Perante o quadro apresentado, Gomes da Silva sugere que “deveria ponderar-se de forma cautelosa a ‘velocidade’ de implementação da 2.ª fase do EFMA” e, consequentemente, a “revisão do ritmo de crescimento da área regada nos próximos anos”. A negociação do aumento do volume de água associado ao TURH é outra das posições defendidas pelo ex-secretário de Estado, que propõe ainda o “aumento da capacidade de armazenamento das afluências ao sistema hidráulico do EFMA”, uma hipótese que “a EDIA está a trabalhar”, diz Gomes da Silva.
Reagindo às propostas e sugestões apresentadas, Pedro Salema compreende que “a primeira tentação que surge num cenário de escassez de água é a de que podemos aumentar a concessão” e, em vez dos 620 milhões, “podermos retirar 700 ou 800 milhões de metros cúbicos da albufeira do Alqueva. “Se o fizermos colocamos em causa a garantia de água no futuro imediato, porque a natureza não vai reagir ao que nós escrevemos no papel”, adverte o presidente da EDIA.
Salema acredita que o período de seca que estamos a viver “é apenas um ciclo a que se seguirá outro com mais afluências”. Mas há um facto que é incontornável: a água é um bem limitado e finito que “obriga a preservá-la gota a gota” e o acesso ao seu uso para rega “é um direito flexível”, realça. Reportando-se à situação actual, Salema considera que o sistema que abastece os blocos de rega “está a funcionar como é suposto funcionar e de forma exemplar”, lembrando que o EFMA foi projectado e construído “para regular os excessos e a escassez” dos caudais do Guadiana.
Prevenir o futuro
A eventual escassez de recursos hídricos na região do Alqueva é também motivo de forte preocupação para José Paulo Martins, investigador e membro da organização ambientalista Zero. “A questão da falta de água ainda não se coloca no momento”, referiu ao PÚBLICO, mas a realidade que observa quando percorre os campos regados do Sul do país mostra-lhe a necessidade de “prevenir o futuro” e actuar já com base em cenários de médio/longo prazo.

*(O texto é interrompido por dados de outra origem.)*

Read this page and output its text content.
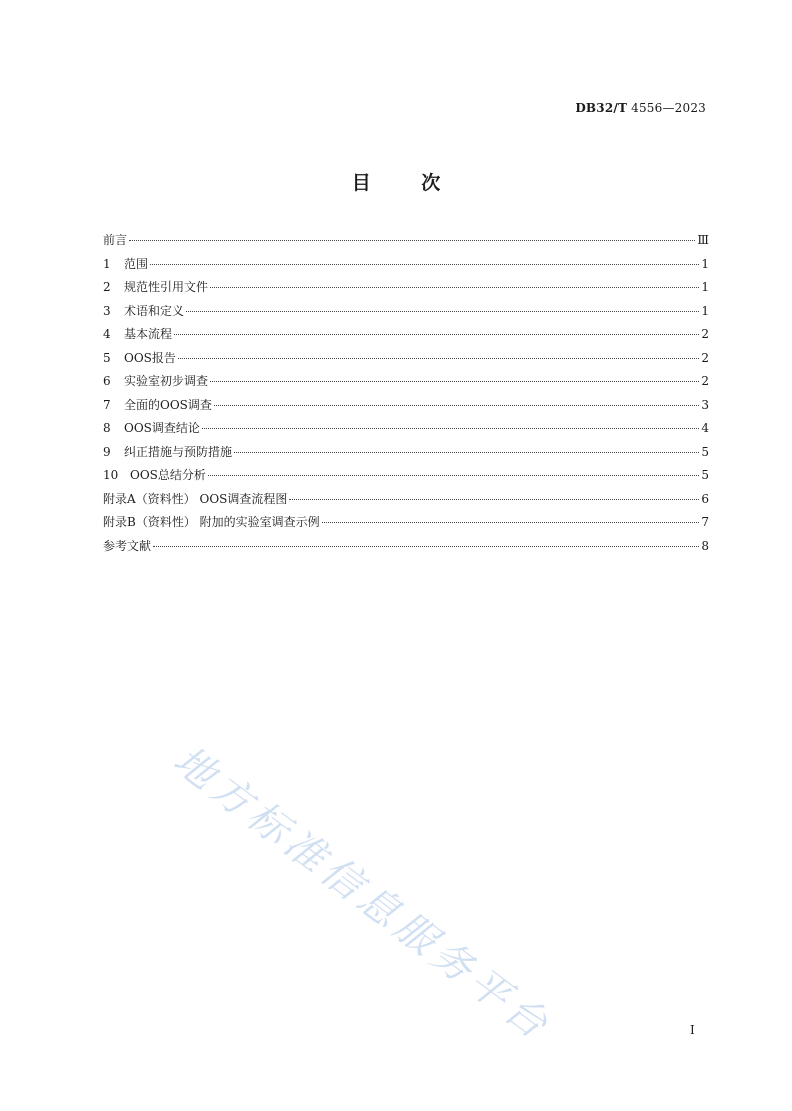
DB32/T 4556—2023
目 次
前言	Ⅲ
1	范围	1
2	规范性引用文件	1
3	术语和定义	1
4	基本流程	2
5	OOS报告	2
6	实验室初步调查	2
7	全面的OOS调查	3
8	OOS调查结论	4
9	纠正措施与预防措施	5
10 OOS总结分析	5
附录A（资料性） OOS调查流程图	6
附录B（资料性） 附加的实验室调查示例	7
参考文献	8
地方标准信息服务平台	I
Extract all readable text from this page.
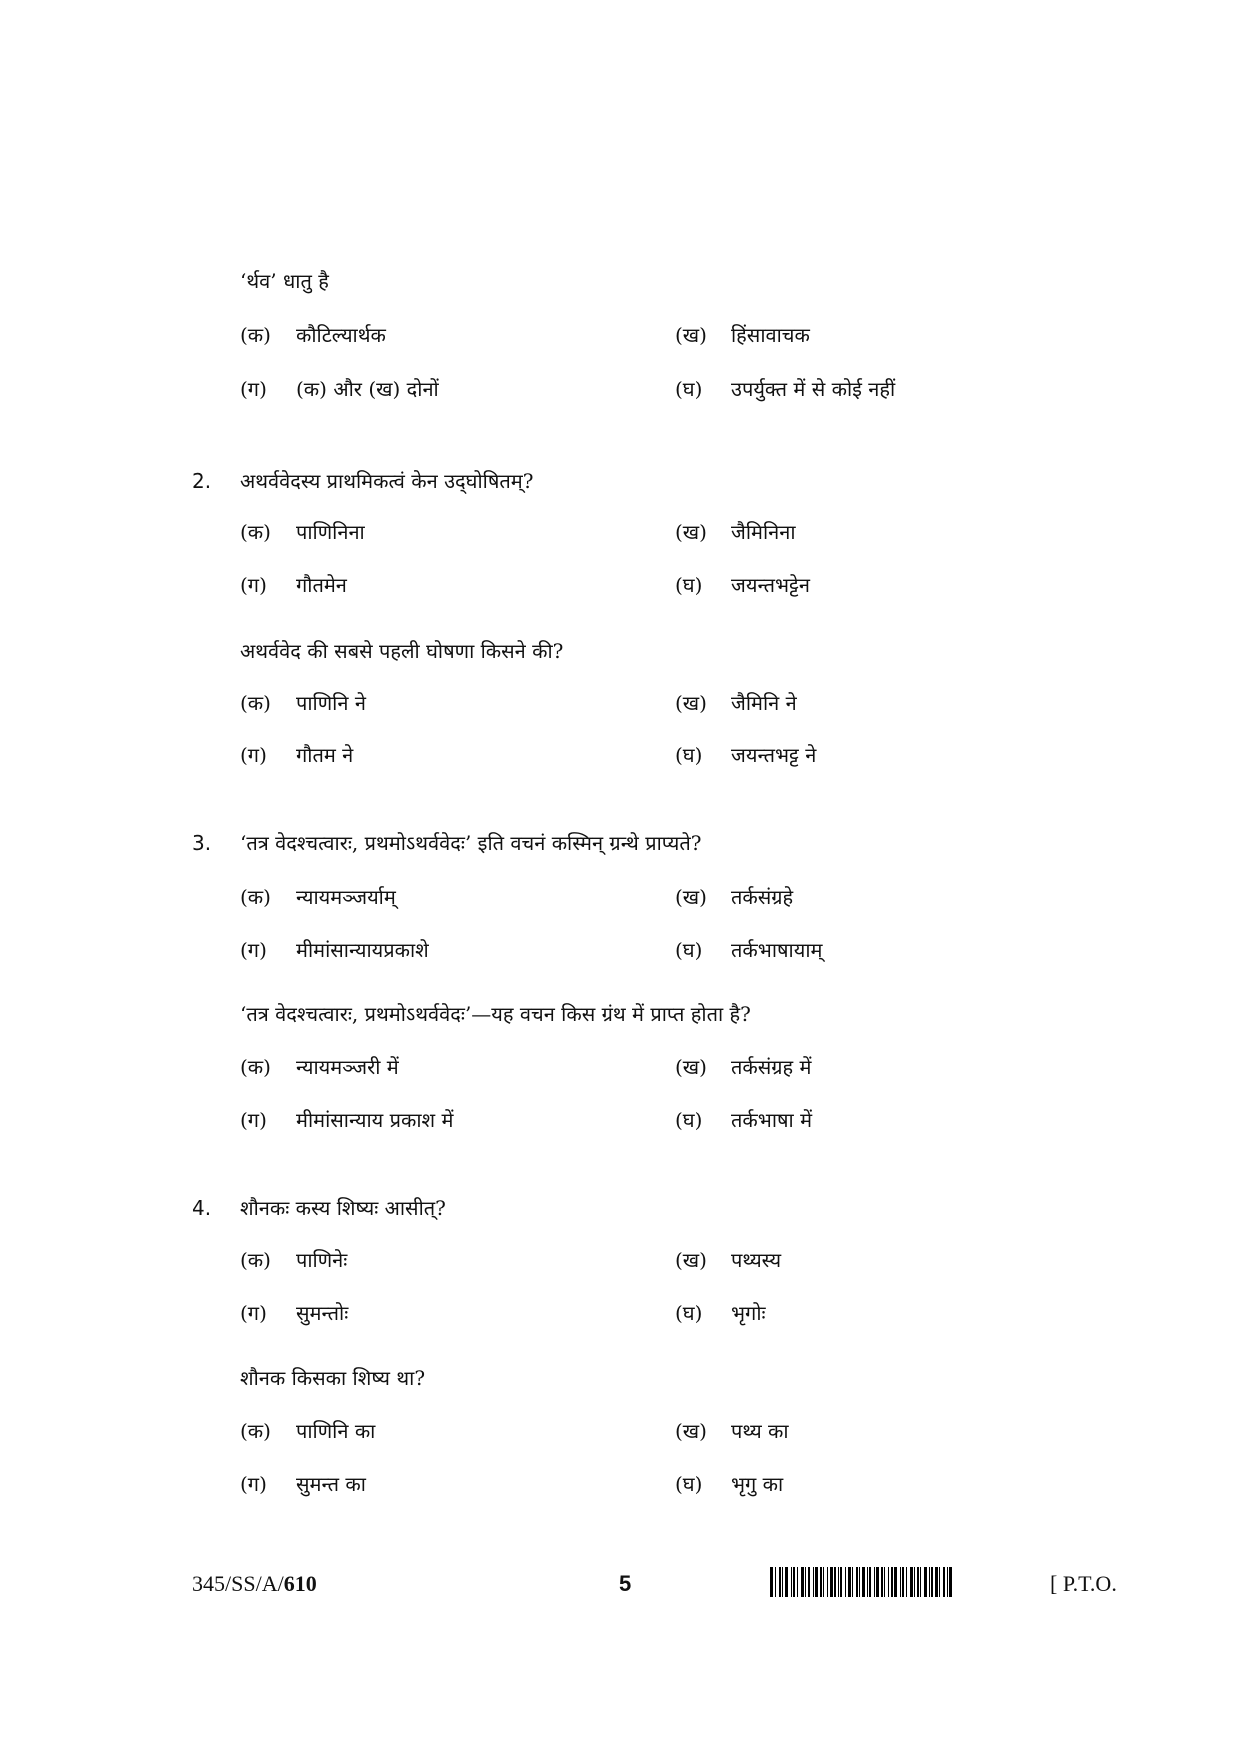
‘र्थव’ धातु है
(क) कौटिल्यार्थक	(ख) हिंसावाचक
(ग) (क) और (ख) दोनों	(घ) उपर्युक्त में से कोई नहीं
2. अथर्ववेदस्य प्राथमिकत्वं केन उद्‌घोषितम्?
(क) पाणिनिना	(ख) जैमिनिना
(ग) गौतमेन	(घ) जयन्तभट्टेन
अथर्ववेद की सबसे पहली घोषणा किसने की?
(क) पाणिनि ने	(ख) जैमिनि ने
(ग) गौतम ने	(घ) जयन्तभट्ट ने
3. ‘तत्र वेदश्चत्वारः, प्रथमोऽथर्ववेदः’ इति वचनं कस्मिन् ग्रन्थे प्राप्यते?
(क) न्यायमञ्जर्याम्	(ख) तर्कसंग्रहे
(ग) मीमांसान्यायप्रकाशे	(घ) तर्कभाषायाम्
‘तत्र वेदश्चत्वारः, प्रथमोऽथर्ववेदः’—यह वचन किस ग्रंथ में प्राप्त होता है?
(क) न्यायमञ्जरी में	(ख) तर्कसंग्रह में
(ग) मीमांसान्याय प्रकाश में	(घ) तर्कभाषा में
4. शौनकः कस्य शिष्यः आसीत्?
(क) पाणिनेः	(ख) पथ्यस्य
(ग) सुमन्तोः	(घ) भृगोः
शौनक किसका शिष्य था?
(क) पाणिनि का	(ख) पथ्य का
(ग) सुमन्त का	(घ) भृगु का
345/SS/A/610	5	[ P.T.O.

Num estudo recentemente apresentado pela Universidade de Aveiro “está prevista uma redução de 10% nos recursos hídricos no território do litoral e de 30% no interior, dentro de 30 anos”. “É uma quebra brutal”, assinala o membro da Zero, criticando o “exagero” que se tem verificado na plantação de culturas permanentes, sobretudo olival e amendoal, “mais gastadoras de recursos hídricos”. E lembra que os caudais do Guadiana em território nacional “estão muito dependente dos débitos vindos de Espanha, quando se sabe que os escoamentos naturais estão a sofrer uma redução” na bacia do rio ibérico.

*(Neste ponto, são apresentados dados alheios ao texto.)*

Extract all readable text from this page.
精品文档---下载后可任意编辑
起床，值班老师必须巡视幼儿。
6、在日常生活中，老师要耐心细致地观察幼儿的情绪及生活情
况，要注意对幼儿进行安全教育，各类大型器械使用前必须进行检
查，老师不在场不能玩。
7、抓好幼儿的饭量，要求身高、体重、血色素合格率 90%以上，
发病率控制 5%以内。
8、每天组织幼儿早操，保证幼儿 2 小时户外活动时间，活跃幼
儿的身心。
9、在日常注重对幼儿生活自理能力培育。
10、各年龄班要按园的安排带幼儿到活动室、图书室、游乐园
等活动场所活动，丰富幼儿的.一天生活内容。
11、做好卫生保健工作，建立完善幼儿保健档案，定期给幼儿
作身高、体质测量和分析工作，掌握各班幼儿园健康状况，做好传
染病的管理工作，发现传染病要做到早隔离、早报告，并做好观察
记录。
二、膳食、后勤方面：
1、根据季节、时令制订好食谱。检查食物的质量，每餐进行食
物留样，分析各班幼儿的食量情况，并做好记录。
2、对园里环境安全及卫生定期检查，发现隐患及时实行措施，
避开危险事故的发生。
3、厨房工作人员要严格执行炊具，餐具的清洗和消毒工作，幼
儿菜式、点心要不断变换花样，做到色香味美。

Do outro lado da fronteira “estão piores que nós e consomem muito mais água que nós”, observa José Paulo Martins, que diz recear o aparecimento de comportamentos extremos, como já observou no Alentejo há duas décadas e meia. Nessa altura, recorda, “estivemos à beira de uma guerra de água” nos locais onde se acentuou a seca extrema, situação que, no tempo presente, “não deixa de ser uma possibilidade”.
Em tempos de escassez de água “ninguém vai deixar morrer as árvores” e o “desespero” de quem as plantou levará “à abertura de furos ou de outras soluções mais drásticas”, como explicou ao PÚBLICO João Banza, agricultor em Aljustrel: “Há 15 anos, andei a cavar o fundo de um ribeiro seco para ter alguma água.” Nessa altura, nos blocos de rega do Roxo e de Odivelas, foi necessário o rateio de água porque não chegava para todos. “É uma loucura suportar o regadio em tais condições”, realça o agricultor.
O PÚBLICO solicitou esclarecimentos ao Ministério da Agricultura, que remeteu todas as explicações para uma conferência de imprensa marcada para 28 de Novembro na sede da EDIA, em Beja.